Les résultats sont également surprenants : Nikol Pachinian, sept mois après avoir perdu une guerre, a tout de même réussi à obtenir un mandat populaire pour continuer à diriger le pays. Avec 53% des voix, Pachinian et son équipe disposeront d’une position majoritaire au sein du nouveau Parlement. Deux autres forces ont fait leur entrée au Parlement : celle de l’ancien président Robert Kotcharian et ses alliés de l’ARF-Tashnaktsutyun [Fédération révolutionnaire arménienne] ont obtenu 21% des voix, devenant ainsi la principale force d’opposition. Le troisième parti est celui d’Arthur Vanetsyan et d’un autre ancien président Serge Sarkissian avec 5% des voix. Si l’on considère que 26 partis et coalitions ont participé aux élections, on peut voir que les résultats, comme la campagne, sont polarisés : il s’agissait d’une épreuve de force entre Pachinian et les deux anciens présidents, ses rivaux jurés. C’est du moins ainsi que les électeurs semblent l’avoir perçu.
Pachinian et Kotcharian représentent des visions diamétralement opposées pour ce qui a trait à l’orientation qu’ils veulent prendre. Alors que la campagne manquait de discussions programmatiques sérieuses, les deux hommes ont projeté leurs personnalités et joué sur les symboles : Pachinian a mis en avant sa campagne « anti-corruption », pour « nettoyer » le pays des vestiges de l’ancien régime, tandis que Kotcharian a promis un Etat fort, mais aussi un Etat qui intervient pour limiter les libertés démocratiques au nom de la sécurité nationale.
Le résultat des élections révèle que la majorité des électeurs sont plus attentifs aux questions de politique intérieure, plutôt qu’à la géopolitique et à la rivalité future avec l’Azerbaïdjan.
Bien que Pachinian ait gagné, il est également affaibli : dans le passé, il bénéficiait d’un soutien populaire plus large ; aujourd’hui, son soutien provient des zones rurales et des pauvres des villes, il représente de la sorte les classes sociales défavorisées.

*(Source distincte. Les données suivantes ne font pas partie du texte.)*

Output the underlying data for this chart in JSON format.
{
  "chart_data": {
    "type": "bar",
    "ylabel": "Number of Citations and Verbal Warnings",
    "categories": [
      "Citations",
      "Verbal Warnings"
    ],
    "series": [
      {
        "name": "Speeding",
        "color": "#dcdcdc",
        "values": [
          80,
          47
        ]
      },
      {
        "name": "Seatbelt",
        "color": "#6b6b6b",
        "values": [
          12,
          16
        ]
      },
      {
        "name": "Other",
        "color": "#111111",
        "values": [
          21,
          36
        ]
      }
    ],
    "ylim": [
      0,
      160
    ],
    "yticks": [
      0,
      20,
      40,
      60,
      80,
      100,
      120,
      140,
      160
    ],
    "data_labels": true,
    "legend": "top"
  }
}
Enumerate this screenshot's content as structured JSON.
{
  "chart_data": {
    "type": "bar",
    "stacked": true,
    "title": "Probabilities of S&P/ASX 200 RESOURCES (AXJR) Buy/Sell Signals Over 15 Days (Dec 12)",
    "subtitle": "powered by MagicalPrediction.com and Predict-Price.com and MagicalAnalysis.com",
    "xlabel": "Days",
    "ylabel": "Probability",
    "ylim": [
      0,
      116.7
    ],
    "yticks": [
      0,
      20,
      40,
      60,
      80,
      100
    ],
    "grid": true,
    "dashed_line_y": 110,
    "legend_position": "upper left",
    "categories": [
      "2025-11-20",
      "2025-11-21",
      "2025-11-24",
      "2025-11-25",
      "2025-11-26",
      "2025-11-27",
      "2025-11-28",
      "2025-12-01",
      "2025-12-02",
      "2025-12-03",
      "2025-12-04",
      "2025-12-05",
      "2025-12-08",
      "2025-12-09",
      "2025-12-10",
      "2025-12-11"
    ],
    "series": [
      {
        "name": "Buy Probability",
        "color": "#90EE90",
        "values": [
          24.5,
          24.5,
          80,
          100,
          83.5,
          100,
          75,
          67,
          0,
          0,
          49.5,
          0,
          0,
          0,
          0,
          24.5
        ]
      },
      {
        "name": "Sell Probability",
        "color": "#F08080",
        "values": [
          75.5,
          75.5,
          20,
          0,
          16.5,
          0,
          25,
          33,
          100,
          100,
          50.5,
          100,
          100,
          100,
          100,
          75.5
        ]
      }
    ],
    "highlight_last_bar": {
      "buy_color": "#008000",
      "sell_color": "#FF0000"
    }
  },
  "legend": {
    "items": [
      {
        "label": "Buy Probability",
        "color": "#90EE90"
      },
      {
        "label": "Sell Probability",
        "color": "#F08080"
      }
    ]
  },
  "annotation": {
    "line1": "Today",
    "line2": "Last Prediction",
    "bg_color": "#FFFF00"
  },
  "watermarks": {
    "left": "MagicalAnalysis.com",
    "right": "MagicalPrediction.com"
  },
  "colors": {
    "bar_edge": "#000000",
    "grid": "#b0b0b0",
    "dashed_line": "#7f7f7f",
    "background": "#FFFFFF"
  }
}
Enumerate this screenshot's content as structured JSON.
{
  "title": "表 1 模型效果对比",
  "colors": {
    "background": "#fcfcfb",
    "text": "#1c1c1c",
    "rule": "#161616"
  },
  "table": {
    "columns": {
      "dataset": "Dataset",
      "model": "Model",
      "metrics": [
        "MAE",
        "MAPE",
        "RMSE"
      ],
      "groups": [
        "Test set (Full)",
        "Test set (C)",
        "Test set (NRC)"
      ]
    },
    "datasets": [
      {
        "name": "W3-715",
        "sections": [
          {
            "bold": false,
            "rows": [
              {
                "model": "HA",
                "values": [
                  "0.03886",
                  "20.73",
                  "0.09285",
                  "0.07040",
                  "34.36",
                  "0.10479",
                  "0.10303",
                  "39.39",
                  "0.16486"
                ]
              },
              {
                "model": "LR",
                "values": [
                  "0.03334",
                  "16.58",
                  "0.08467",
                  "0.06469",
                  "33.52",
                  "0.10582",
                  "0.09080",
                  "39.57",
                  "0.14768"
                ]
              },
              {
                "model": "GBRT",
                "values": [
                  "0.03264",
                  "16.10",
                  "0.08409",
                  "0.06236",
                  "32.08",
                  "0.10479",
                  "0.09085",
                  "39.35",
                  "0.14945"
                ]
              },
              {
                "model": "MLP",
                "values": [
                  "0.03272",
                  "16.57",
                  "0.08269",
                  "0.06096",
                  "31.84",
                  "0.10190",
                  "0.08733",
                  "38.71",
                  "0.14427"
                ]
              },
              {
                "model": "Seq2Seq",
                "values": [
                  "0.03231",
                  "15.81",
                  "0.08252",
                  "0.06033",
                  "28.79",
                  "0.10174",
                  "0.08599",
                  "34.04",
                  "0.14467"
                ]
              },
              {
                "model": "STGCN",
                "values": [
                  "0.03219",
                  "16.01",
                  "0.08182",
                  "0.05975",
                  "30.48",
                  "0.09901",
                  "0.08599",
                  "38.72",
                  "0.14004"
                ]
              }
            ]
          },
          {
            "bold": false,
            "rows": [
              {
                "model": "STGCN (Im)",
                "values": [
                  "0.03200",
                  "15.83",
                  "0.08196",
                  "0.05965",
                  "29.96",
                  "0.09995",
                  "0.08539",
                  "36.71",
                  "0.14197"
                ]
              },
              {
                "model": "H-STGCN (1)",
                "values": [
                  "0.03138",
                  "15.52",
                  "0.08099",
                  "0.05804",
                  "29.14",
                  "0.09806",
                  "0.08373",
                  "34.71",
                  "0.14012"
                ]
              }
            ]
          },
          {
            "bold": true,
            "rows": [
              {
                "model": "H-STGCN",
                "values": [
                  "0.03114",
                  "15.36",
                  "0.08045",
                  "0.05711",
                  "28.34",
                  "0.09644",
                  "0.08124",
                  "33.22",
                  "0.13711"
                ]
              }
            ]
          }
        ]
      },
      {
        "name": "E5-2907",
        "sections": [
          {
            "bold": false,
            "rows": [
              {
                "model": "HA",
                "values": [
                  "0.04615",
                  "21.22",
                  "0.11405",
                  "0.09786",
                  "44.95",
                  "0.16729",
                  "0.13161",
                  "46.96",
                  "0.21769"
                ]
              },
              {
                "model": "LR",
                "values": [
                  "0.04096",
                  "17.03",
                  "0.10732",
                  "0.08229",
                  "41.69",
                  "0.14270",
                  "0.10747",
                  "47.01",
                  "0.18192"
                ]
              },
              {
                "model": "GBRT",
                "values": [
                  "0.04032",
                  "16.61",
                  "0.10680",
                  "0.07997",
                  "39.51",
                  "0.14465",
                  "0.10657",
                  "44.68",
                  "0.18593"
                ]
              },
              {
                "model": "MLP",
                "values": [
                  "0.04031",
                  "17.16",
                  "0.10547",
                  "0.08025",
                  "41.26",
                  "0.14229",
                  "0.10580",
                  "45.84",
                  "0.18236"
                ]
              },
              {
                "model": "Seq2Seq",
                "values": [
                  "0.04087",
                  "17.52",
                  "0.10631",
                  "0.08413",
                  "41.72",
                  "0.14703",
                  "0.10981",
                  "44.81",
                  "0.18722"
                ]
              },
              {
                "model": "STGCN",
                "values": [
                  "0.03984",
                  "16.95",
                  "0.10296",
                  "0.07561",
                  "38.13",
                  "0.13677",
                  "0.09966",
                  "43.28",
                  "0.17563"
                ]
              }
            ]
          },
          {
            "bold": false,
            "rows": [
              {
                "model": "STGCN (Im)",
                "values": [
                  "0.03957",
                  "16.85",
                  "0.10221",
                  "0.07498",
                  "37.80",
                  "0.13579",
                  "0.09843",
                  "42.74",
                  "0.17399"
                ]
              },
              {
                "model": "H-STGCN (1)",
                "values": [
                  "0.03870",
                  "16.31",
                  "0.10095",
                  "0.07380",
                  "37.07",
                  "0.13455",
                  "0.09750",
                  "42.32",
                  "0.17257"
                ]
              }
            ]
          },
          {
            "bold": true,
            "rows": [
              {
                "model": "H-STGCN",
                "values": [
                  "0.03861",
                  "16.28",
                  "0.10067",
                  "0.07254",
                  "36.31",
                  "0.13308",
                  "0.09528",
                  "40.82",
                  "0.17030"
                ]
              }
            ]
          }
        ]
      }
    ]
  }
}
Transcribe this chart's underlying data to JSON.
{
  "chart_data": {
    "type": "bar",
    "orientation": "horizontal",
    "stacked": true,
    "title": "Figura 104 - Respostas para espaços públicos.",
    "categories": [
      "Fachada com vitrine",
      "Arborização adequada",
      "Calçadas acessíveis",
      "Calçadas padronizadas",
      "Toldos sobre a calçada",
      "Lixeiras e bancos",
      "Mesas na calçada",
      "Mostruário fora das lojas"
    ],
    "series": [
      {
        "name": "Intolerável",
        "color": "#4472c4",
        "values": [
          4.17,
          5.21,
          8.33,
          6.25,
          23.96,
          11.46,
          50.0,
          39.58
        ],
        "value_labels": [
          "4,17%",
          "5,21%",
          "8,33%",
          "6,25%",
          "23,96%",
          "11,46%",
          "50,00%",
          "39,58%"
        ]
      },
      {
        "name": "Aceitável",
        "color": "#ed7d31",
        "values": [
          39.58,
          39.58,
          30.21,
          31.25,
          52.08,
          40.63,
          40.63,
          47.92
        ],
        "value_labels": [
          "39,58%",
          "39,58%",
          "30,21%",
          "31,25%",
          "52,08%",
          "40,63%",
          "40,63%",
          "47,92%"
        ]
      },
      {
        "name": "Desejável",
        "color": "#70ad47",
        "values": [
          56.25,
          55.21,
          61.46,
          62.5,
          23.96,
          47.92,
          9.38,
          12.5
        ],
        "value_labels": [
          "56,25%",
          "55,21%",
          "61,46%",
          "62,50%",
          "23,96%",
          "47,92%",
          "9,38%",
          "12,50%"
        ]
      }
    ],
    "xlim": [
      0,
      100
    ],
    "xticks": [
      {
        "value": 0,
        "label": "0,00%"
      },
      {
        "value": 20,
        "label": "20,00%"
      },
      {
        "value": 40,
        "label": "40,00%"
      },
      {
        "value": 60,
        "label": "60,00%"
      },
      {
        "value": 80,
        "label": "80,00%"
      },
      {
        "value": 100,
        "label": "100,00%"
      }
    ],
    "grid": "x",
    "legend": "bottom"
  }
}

En outre, il a perdu beaucoup de soutien parmi les classes moyennes et surtout parmi les technocrates et les intellectuels, un groupe indispensable pour permettre les réformes.
Les petits partis n’ont pas pu entrer au Parlement, en partie à cause de leurs divisions mais aussi de leur incompréhension fondamentale des enjeux politiques. Etant en grande partie des clubs d’intellectuels urbains, ils confondent la politique avec le fait d’avoir la bonne « vision » et de prononcer des sentences exactes. C’est peut-être le métier de professeurs de sciences politiques, mais pas celui d’un personnage politique. La politique est l’art de créer des coalitions et de saisir l’équilibre des forces, afin de pouvoir réaliser une partie de son programme, et non de prophétiser la vérité.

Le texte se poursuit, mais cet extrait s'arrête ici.